You've inspired me to set up my camera in the same spot and do the same (in the past I sort of guess where to stand LOL!)
Such a pretty garden, it sits beautifully around your home, giving curb appeal to the neighborhood!
Your experience with finding plants that the groundhogs won't eat is something I go through too...I've found putting some cut up apples out -away from the plants- keeps them from eating some perennials.
Thanks for your nice comments! Here's a link to the Hildene Star method if you haven't already found information about it: https://oldhousegardens.com/SupportingPeonies. Thanks for the apple tip--I'll have to try that one!
Ravengrrl...thanks for the link to the star method! I'm saving that link to my Pinterest so I remember to use it next spring!

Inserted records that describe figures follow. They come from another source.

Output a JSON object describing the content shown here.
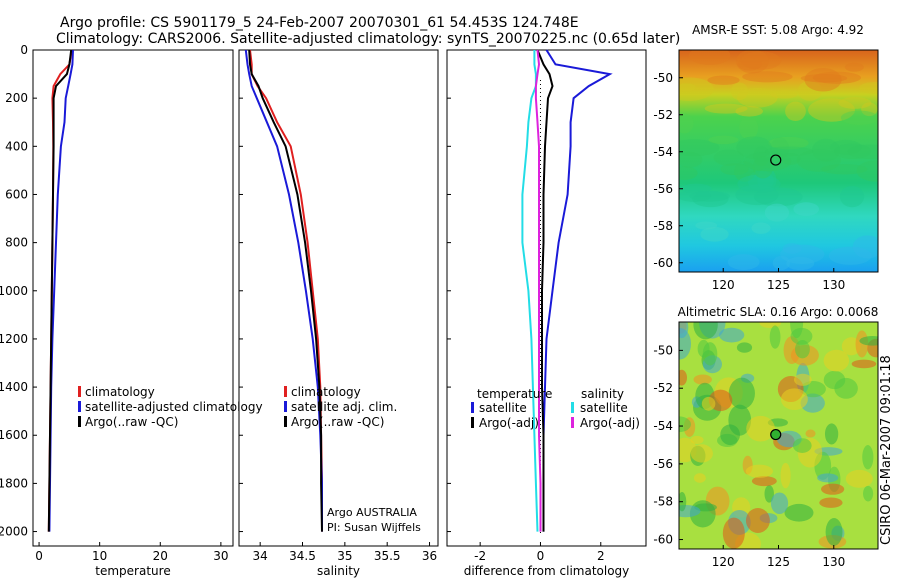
{
  "header": {
    "line1": "Argo profile: CS 5901179_5 24-Feb-2007 20070301_61 54.453S 124.748E",
    "line2": "Climatology: CARS2006. Satellite-adjusted climatology: synTS_20070225.nc (0.65d later)"
  },
  "side_label": "CSIRO 06-Mar-2007 09:01:18",
  "colors": {
    "climatology": "#e02020",
    "satellite": "#1a1ad8",
    "argo": "#000000",
    "satellite_diff_s": "#22dde6",
    "argo_diff_s": "#dd22dd"
  },
  "chart_data": [
    {
      "type": "line",
      "id": "temperature",
      "xlabel": "temperature",
      "xlim": [
        -1,
        32
      ],
      "ylim": [
        2060,
        0
      ],
      "y_reversed": true,
      "xticks": [
        0,
        10,
        20,
        30
      ],
      "yticks": [
        0,
        200,
        400,
        600,
        800,
        1000,
        1200,
        1400,
        1600,
        1800,
        2000
      ],
      "legend": {
        "placement": "bottom-center",
        "entries": [
          "climatology",
          "satellite-adjusted climatology",
          "Argo(..raw -QC)"
        ]
      },
      "series": [
        {
          "name": "climatology",
          "color": "#e02020",
          "x": [
            5.4,
            5.0,
            3.5,
            2.4,
            2.2,
            2.3,
            2.35,
            2.3,
            2.2,
            2.1,
            2.0,
            1.9,
            1.8,
            1.7,
            1.6
          ],
          "y": [
            0,
            60,
            100,
            150,
            200,
            300,
            400,
            600,
            800,
            1000,
            1200,
            1400,
            1600,
            1800,
            2000
          ]
        },
        {
          "name": "satellite-adjusted climatology",
          "color": "#1a1ad8",
          "x": [
            5.6,
            5.5,
            5.2,
            4.8,
            4.4,
            4.2,
            3.6,
            3.1,
            2.8,
            2.5,
            2.2,
            2.0,
            1.9,
            1.8,
            1.7
          ],
          "y": [
            0,
            60,
            100,
            150,
            200,
            300,
            400,
            600,
            800,
            1000,
            1200,
            1400,
            1600,
            1800,
            2000
          ]
        },
        {
          "name": "Argo(..raw -QC)",
          "color": "#000000",
          "x": [
            5.3,
            5.0,
            4.6,
            2.8,
            2.4,
            2.4,
            2.4,
            2.3,
            2.2,
            2.1,
            2.0,
            1.9,
            1.8,
            1.7,
            1.6
          ],
          "y": [
            0,
            60,
            100,
            150,
            200,
            300,
            400,
            600,
            800,
            1000,
            1200,
            1400,
            1600,
            1800,
            2000
          ]
        }
      ]
    },
    {
      "type": "line",
      "id": "salinity",
      "xlabel": "salinity",
      "xlim": [
        33.75,
        36.1
      ],
      "ylim": [
        2060,
        0
      ],
      "y_reversed": true,
      "xticks": [
        34,
        34.5,
        35,
        35.5,
        36
      ],
      "xtick_labels": [
        "34",
        "34.5",
        "35",
        "35.5",
        "36"
      ],
      "legend": {
        "placement": "bottom-center",
        "entries": [
          "climatology",
          "satellite adj. clim.",
          "Argo(..raw -QC)"
        ]
      },
      "annotation": [
        "Argo AUSTRALIA",
        "PI: Susan Wijffels"
      ],
      "series": [
        {
          "name": "climatology",
          "color": "#e02020",
          "x": [
            33.88,
            33.9,
            33.9,
            33.97,
            34.07,
            34.2,
            34.36,
            34.48,
            34.56,
            34.62,
            34.68,
            34.71,
            34.72,
            34.73,
            34.73
          ],
          "y": [
            0,
            60,
            100,
            150,
            200,
            300,
            400,
            600,
            800,
            1000,
            1200,
            1400,
            1600,
            1800,
            2000
          ]
        },
        {
          "name": "satellite adj. clim.",
          "color": "#1a1ad8",
          "x": [
            33.83,
            33.85,
            33.87,
            33.9,
            33.96,
            34.08,
            34.2,
            34.34,
            34.45,
            34.54,
            34.62,
            34.68,
            34.71,
            34.73,
            34.73
          ],
          "y": [
            0,
            60,
            100,
            150,
            200,
            300,
            400,
            600,
            800,
            1000,
            1200,
            1400,
            1600,
            1800,
            2000
          ]
        },
        {
          "name": "Argo(..raw -QC)",
          "color": "#000000",
          "x": [
            33.87,
            33.88,
            33.9,
            33.98,
            34.03,
            34.16,
            34.3,
            34.44,
            34.53,
            34.6,
            34.66,
            34.7,
            34.72,
            34.72,
            34.73
          ],
          "y": [
            0,
            60,
            100,
            150,
            200,
            300,
            400,
            600,
            800,
            1000,
            1200,
            1400,
            1600,
            1800,
            2000
          ]
        }
      ]
    },
    {
      "type": "line",
      "id": "difference",
      "xlabel": "difference from climatology",
      "xlim": [
        -3.1,
        3.5
      ],
      "ylim": [
        2060,
        0
      ],
      "y_reversed": true,
      "xticks": [
        -2,
        0,
        2
      ],
      "legend": {
        "placement": "bottom-center",
        "headers": [
          "temperature",
          "salinity"
        ],
        "left_entries": [
          "satellite",
          "Argo(-adj)"
        ],
        "right_entries": [
          "satellite",
          "Argo(-adj)"
        ]
      },
      "series": [
        {
          "name": "temperature satellite",
          "color": "#1a1ad8",
          "x": [
            0.2,
            0.5,
            2.3,
            1.6,
            1.1,
            1.0,
            1.0,
            0.9,
            0.6,
            0.4,
            0.2,
            0.15,
            0.1,
            0.1,
            0.1
          ],
          "y": [
            0,
            60,
            100,
            150,
            200,
            300,
            400,
            600,
            800,
            1000,
            1200,
            1400,
            1600,
            1800,
            2000
          ]
        },
        {
          "name": "temperature Argo(-adj)",
          "color": "#000000",
          "x": [
            -0.1,
            0.1,
            0.3,
            0.4,
            0.25,
            0.2,
            0.15,
            0.1,
            0.1,
            0.05,
            0.05,
            0.05,
            0.1,
            0.1,
            0.1
          ],
          "y": [
            0,
            60,
            100,
            150,
            200,
            300,
            400,
            600,
            800,
            1000,
            1200,
            1400,
            1600,
            1800,
            2000
          ]
        },
        {
          "name": "salinity satellite",
          "color": "#22dde6",
          "x": [
            -0.2,
            -0.2,
            -0.15,
            -0.15,
            -0.3,
            -0.4,
            -0.45,
            -0.6,
            -0.6,
            -0.4,
            -0.3,
            -0.25,
            -0.2,
            -0.15,
            -0.1
          ],
          "y": [
            0,
            60,
            100,
            150,
            200,
            300,
            400,
            600,
            800,
            1000,
            1200,
            1400,
            1600,
            1800,
            2000
          ]
        },
        {
          "name": "salinity Argo(-adj)",
          "color": "#dd22dd",
          "x": [
            -0.1,
            -0.05,
            -0.1,
            -0.15,
            -0.15,
            -0.1,
            -0.05,
            -0.05,
            -0.05,
            -0.05,
            -0.05,
            -0.05,
            -0.05,
            0.0,
            0.0
          ],
          "y": [
            0,
            60,
            100,
            150,
            200,
            300,
            400,
            600,
            800,
            1000,
            1200,
            1400,
            1600,
            1800,
            2000
          ]
        }
      ]
    },
    {
      "type": "heatmap",
      "id": "sst-map",
      "title": "AMSR-E SST: 5.08 Argo: 4.92",
      "xlim": [
        116,
        134
      ],
      "ylim": [
        -60.5,
        -48.5
      ],
      "xticks": [
        120,
        125,
        130
      ],
      "yticks": [
        -50,
        -52,
        -54,
        -56,
        -58,
        -60
      ],
      "marker": {
        "lon": 124.75,
        "lat": -54.45
      }
    },
    {
      "type": "heatmap",
      "id": "sla-map",
      "title": "Altimetric SLA: 0.16 Argo: 0.0068",
      "xlim": [
        116,
        134
      ],
      "ylim": [
        -60.5,
        -48.5
      ],
      "xticks": [
        120,
        125,
        130
      ],
      "yticks": [
        -50,
        -52,
        -54,
        -56,
        -58,
        -60
      ],
      "marker": {
        "lon": 124.75,
        "lat": -54.45
      }
    }
  ]
}
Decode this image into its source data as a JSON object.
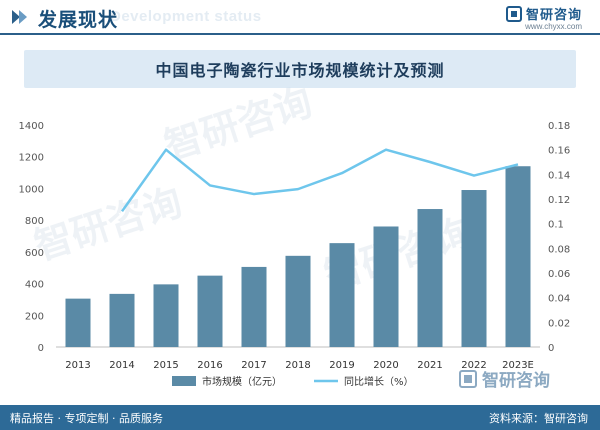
{
  "header": {
    "title": "发展现状",
    "subtitle": "Development status",
    "brand_name": "智研咨询",
    "brand_url": "www.chyxx.com"
  },
  "chart_data": {
    "type": "bar",
    "title": "中国电子陶瓷行业市场规模统计及预测",
    "categories": [
      "2013",
      "2014",
      "2015",
      "2016",
      "2017",
      "2018",
      "2019",
      "2020",
      "2021",
      "2022",
      "2023E"
    ],
    "series": [
      {
        "name": "市场规模（亿元）",
        "type": "bar",
        "axis": "left",
        "values": [
          305,
          335,
          395,
          450,
          505,
          575,
          655,
          760,
          870,
          990,
          1140
        ]
      },
      {
        "name": "同比增长（%）",
        "type": "line",
        "axis": "right",
        "values": [
          null,
          0.11,
          0.16,
          0.131,
          0.124,
          0.128,
          0.141,
          0.16,
          0.15,
          0.139,
          0.148
        ]
      }
    ],
    "y_left": {
      "min": 0,
      "max": 1400,
      "ticks": [
        "0",
        "200",
        "400",
        "600",
        "800",
        "1000",
        "1200",
        "1400"
      ]
    },
    "y_right": {
      "min": 0,
      "max": 0.18,
      "ticks": [
        "0",
        "0.02",
        "0.04",
        "0.06",
        "0.08",
        "0.1",
        "0.12",
        "0.14",
        "0.16",
        "0.18"
      ]
    },
    "grid": false,
    "legend_position": "bottom",
    "colors": {
      "bar": "#5a8aa6",
      "line": "#6ec6ec"
    }
  },
  "footer": {
    "left": "精品报告 · 专项定制 · 品质服务",
    "right": "资料来源：智研咨询"
  }
}
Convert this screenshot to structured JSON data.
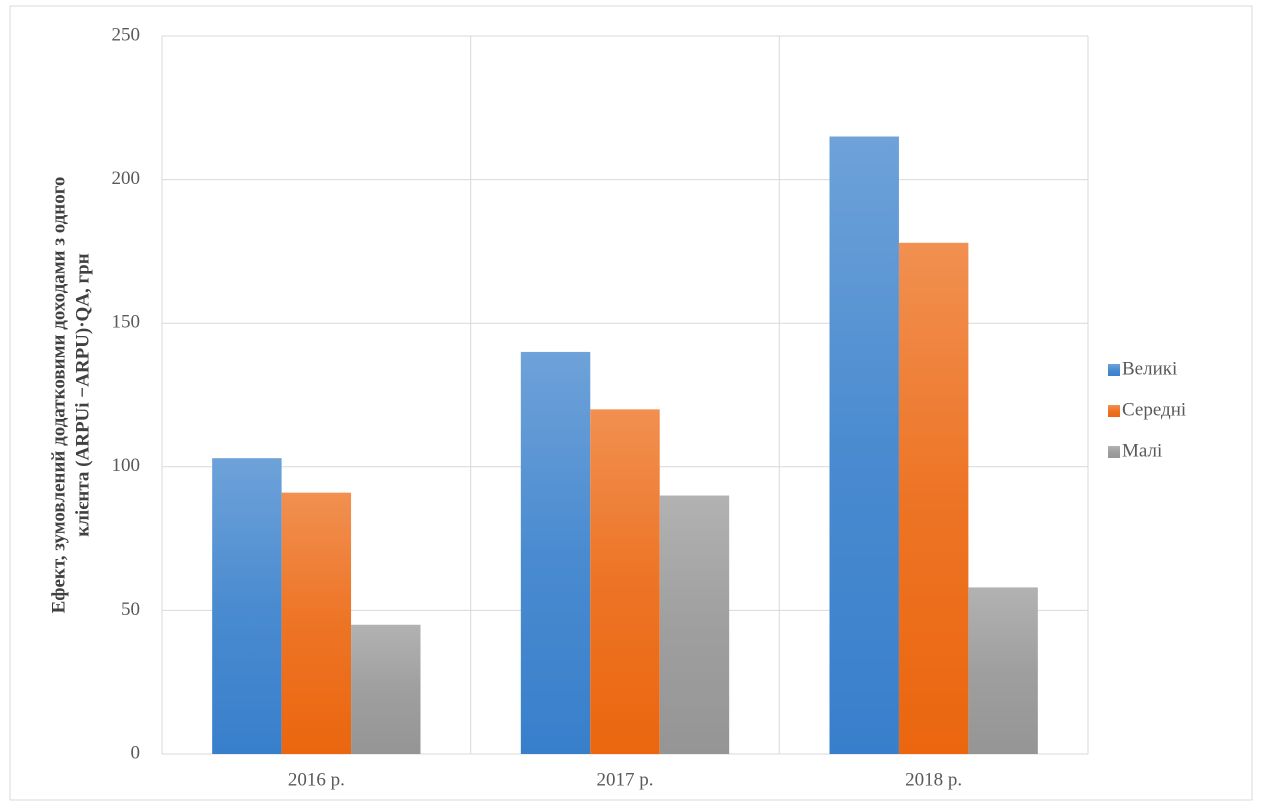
{
  "chart_data": {
    "type": "bar",
    "y_label": [
      "Ефект, зумовлений додатковими доходами з одного",
      "клієнта (ARPUi −ARPU)·QA,  грн"
    ],
    "categories": [
      "2016 р.",
      "2017 р.",
      "2018 р."
    ],
    "series": [
      {
        "name": "Великі",
        "color": "#4a8bd0",
        "values": [
          103,
          140,
          215
        ]
      },
      {
        "name": "Середні",
        "color": "#ed7425",
        "values": [
          91,
          120,
          178
        ]
      },
      {
        "name": "Малі",
        "color": "#9f9f9f",
        "values": [
          45,
          90,
          58
        ]
      }
    ],
    "ylim": [
      0,
      250
    ],
    "yticks": [
      0,
      50,
      100,
      150,
      200,
      250
    ],
    "grid": true,
    "legend": "right"
  }
}
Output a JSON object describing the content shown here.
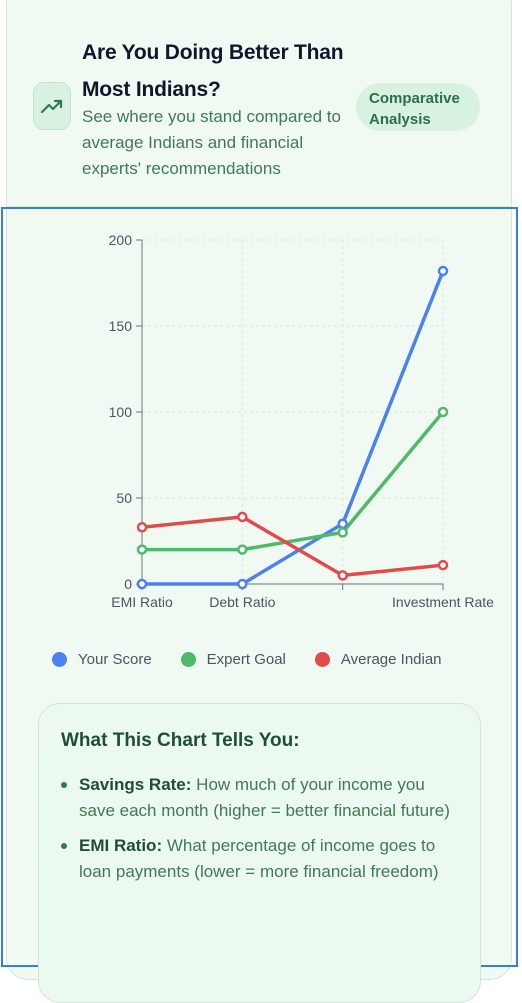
{
  "header": {
    "title": "Are You Doing Better Than Most Indians?",
    "subtitle": "See where you stand compared to average Indians and financial experts' recommendations",
    "icon": "trending-up-icon",
    "badge": "Comparative Analysis"
  },
  "colors": {
    "accent": "#2f7a4a",
    "your_score": "#4c82ee",
    "expert_goal": "#4cba68",
    "average_indian": "#e04b4b"
  },
  "chart_data": {
    "type": "line",
    "categories": [
      "EMI Ratio",
      "Debt Ratio",
      "",
      "Investment Rate"
    ],
    "tick_labels": [
      "EMI Ratio",
      "Debt Ratio",
      "Investment Rate"
    ],
    "y_ticks": [
      0,
      50,
      100,
      150,
      200
    ],
    "ylim": [
      0,
      200
    ],
    "grid": true,
    "legend_position": "bottom",
    "series": [
      {
        "name": "Your Score",
        "values": [
          0,
          0,
          35,
          182
        ]
      },
      {
        "name": "Expert Goal",
        "values": [
          20,
          20,
          30,
          100
        ]
      },
      {
        "name": "Average Indian",
        "values": [
          33,
          39,
          5,
          11
        ]
      }
    ]
  },
  "info": {
    "title": "What This Chart Tells You:",
    "items": [
      {
        "term": "Savings Rate:",
        "text": " How much of your income you save each month (higher = better financial future)"
      },
      {
        "term": "EMI Ratio:",
        "text": " What percentage of income goes to loan payments (lower = more financial freedom)"
      }
    ]
  }
}
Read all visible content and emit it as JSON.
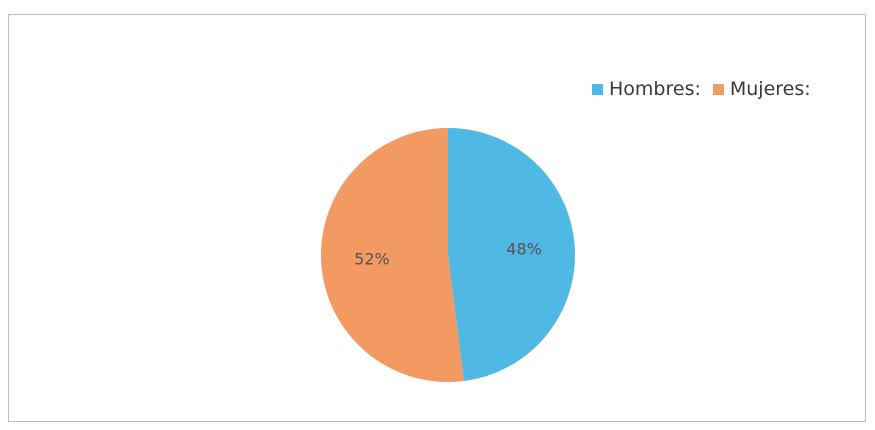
{
  "chart_data": {
    "type": "pie",
    "title": "",
    "categories": [
      "Hombres:",
      "Mujeres:"
    ],
    "values": [
      48,
      52
    ],
    "data_labels": [
      "48%",
      "52%"
    ],
    "colors": [
      "#4fb8e4",
      "#f29a62"
    ],
    "legend_position": "top-right",
    "start_angle_deg": 0,
    "direction": "clockwise"
  }
}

Beth, it is all so very lovely.
Thank you so much!
You have done a wonderful job of providing continuing color throughout the whole blooming year. It's something that I am not at all good at so looking at the combination of bloomers that you have may help me relocate some of my plants.
Thanks so much, wittyone. It's taken me many years of trial and error, and I still end up with gaps. One thing I do is visit friends' gardens when mine seems a little lackluster to see what is blooming for them. I've also learned to value the plants that bloom for a long time, like Roxanne geranium, or annuals that the groundhogs don't eat, like sweet alyssum.
Your house and garden = charming, charming, charming! Peonies = gorgeous!!!
Thanks very much. I wish I had room for more peonies. I just can't get enough of them! Do you have any favorites?